The SEC has proposed 15 new events that will trigger the filing of Form 8-K:

    1. A material agreement not made in the ordinary course of business;
    2. the termination of a material agreement not made in the ordinary course of business;
    3. the termination or reduction of a business relationship with customer that constitutes a specified amount of revenues;
    4. the creation of a direct or contingent financial obligation that is material to the Company;
    5. any events triggering direct or contingent financial obligation that is material to the Company, including the default or acceleration of an obligation;
    6. any exit activities including material write-offs and restructuring charges;
    7. any material impairment;
    8. the change in a rating agency decision, issuance of a credit watch or change in the Company outlook;
    9. the movement of the Company's securities from one exchange or quotation system to another, delisting of the Company's securities from an exchange or quotation system, or a notice that a Company does not comply with a listing standard;
    10. a conclusion or notice that security holders no longer shall rely on the Company's previously issued financial statements or related audit report
    11. any material limitation, restriction or prohibition (including the beginning and end of lock-out periods), regarding the Company's employee benefit, retirement and stock ownership plans;
    12. unregistered sales of equity securities by Company;
    13. material modifications to rights of holders of Company's securities;
    14. departure of a director for reasons other than disagreement or removal for cause, appointment or departure of principal officer, and election of new director; and
    15. material amendment to Company's articles of incorporation or bylaws.Lastly, the SEC proposal also shortens the filing deadline for Form 8-K to two business days.
  1. Off-Balance Sheet Transactions
    The Sarbanes-Oxley Act, Section 401, states the SEC shall issue rules requiring:
    1. Disclosure in annual and quarterly reports of off-balance sheet transactions that may have a material effect on financial condition.
    2. Reconciliation of financial statements (including pro forma financial information) with GAAP.
  2. Internal Controls
    The Sarbanes-Oxley Act, Section 404, states the SEC shall issue rules that require Form 10-K to include an internal control report:
    1. stating the responsibility of management for maintaining an adequate internal control and financial reporting structure; and
    2. containing an assessment, as of the end of the Company's most recent fiscal year, of the effectiveness of the internal control structure.

The Sarbanes-Oxley Act, Section 302, states that the audit committee or sub-committee of the audit committee must implement all rules of Section 404 of the Sarbanes-Oxley Act by December 31, 2002.

  1. Filing of Annual and Quarterly Reports
    The Sarbanes-Oxley Act, Section 408, states that the SEC will review each issuer's 1934 Act reports at least once every three years.

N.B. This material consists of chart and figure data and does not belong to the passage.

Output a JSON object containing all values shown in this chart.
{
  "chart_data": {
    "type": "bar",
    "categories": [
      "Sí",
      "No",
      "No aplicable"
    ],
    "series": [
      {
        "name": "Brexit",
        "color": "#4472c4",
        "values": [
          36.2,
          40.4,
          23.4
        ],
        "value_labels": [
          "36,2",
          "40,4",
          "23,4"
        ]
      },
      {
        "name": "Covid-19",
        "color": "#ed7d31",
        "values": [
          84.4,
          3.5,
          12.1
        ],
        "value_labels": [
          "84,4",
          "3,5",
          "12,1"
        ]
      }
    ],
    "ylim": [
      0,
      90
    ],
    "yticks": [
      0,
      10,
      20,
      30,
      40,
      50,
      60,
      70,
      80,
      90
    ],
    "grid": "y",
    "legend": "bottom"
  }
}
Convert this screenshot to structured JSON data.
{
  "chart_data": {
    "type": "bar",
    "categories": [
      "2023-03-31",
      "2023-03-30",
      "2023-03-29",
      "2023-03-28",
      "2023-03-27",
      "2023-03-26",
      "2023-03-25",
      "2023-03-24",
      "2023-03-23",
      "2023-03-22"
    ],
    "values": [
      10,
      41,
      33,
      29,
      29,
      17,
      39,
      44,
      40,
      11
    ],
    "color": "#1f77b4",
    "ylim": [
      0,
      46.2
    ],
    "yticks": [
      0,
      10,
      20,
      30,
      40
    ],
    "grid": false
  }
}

Additionally, the SEC has proposed that the filing of quarterly reports and annual reports be accelerated to 30 calendar days after period-end for quarterly reports and to 60 calendar days after fiscal year-end for annual reports.

Other

  1. Shareholder Control


It is recommended that shareholders be given the opportunity to vote on all equity based compensation plans and any material amendments to such plans. The Company will publicly support brokers obtaining instructions from their customers before voting their customer shares.

  1. Responsibilities of Attorneys


The Company shall notify internal and external attorneys that it is expected that they comply with the Sarbanes-Oxley Act, Section 307, effective immediately.

  1. Public Reprimand


It is the Company's policy to comply with all NYSE corporate governance standards to avoid any public reprimand. It is the responsibility of the Nominating and Corporate Governance Committee to monitor the Company's compliance and make recommend changes.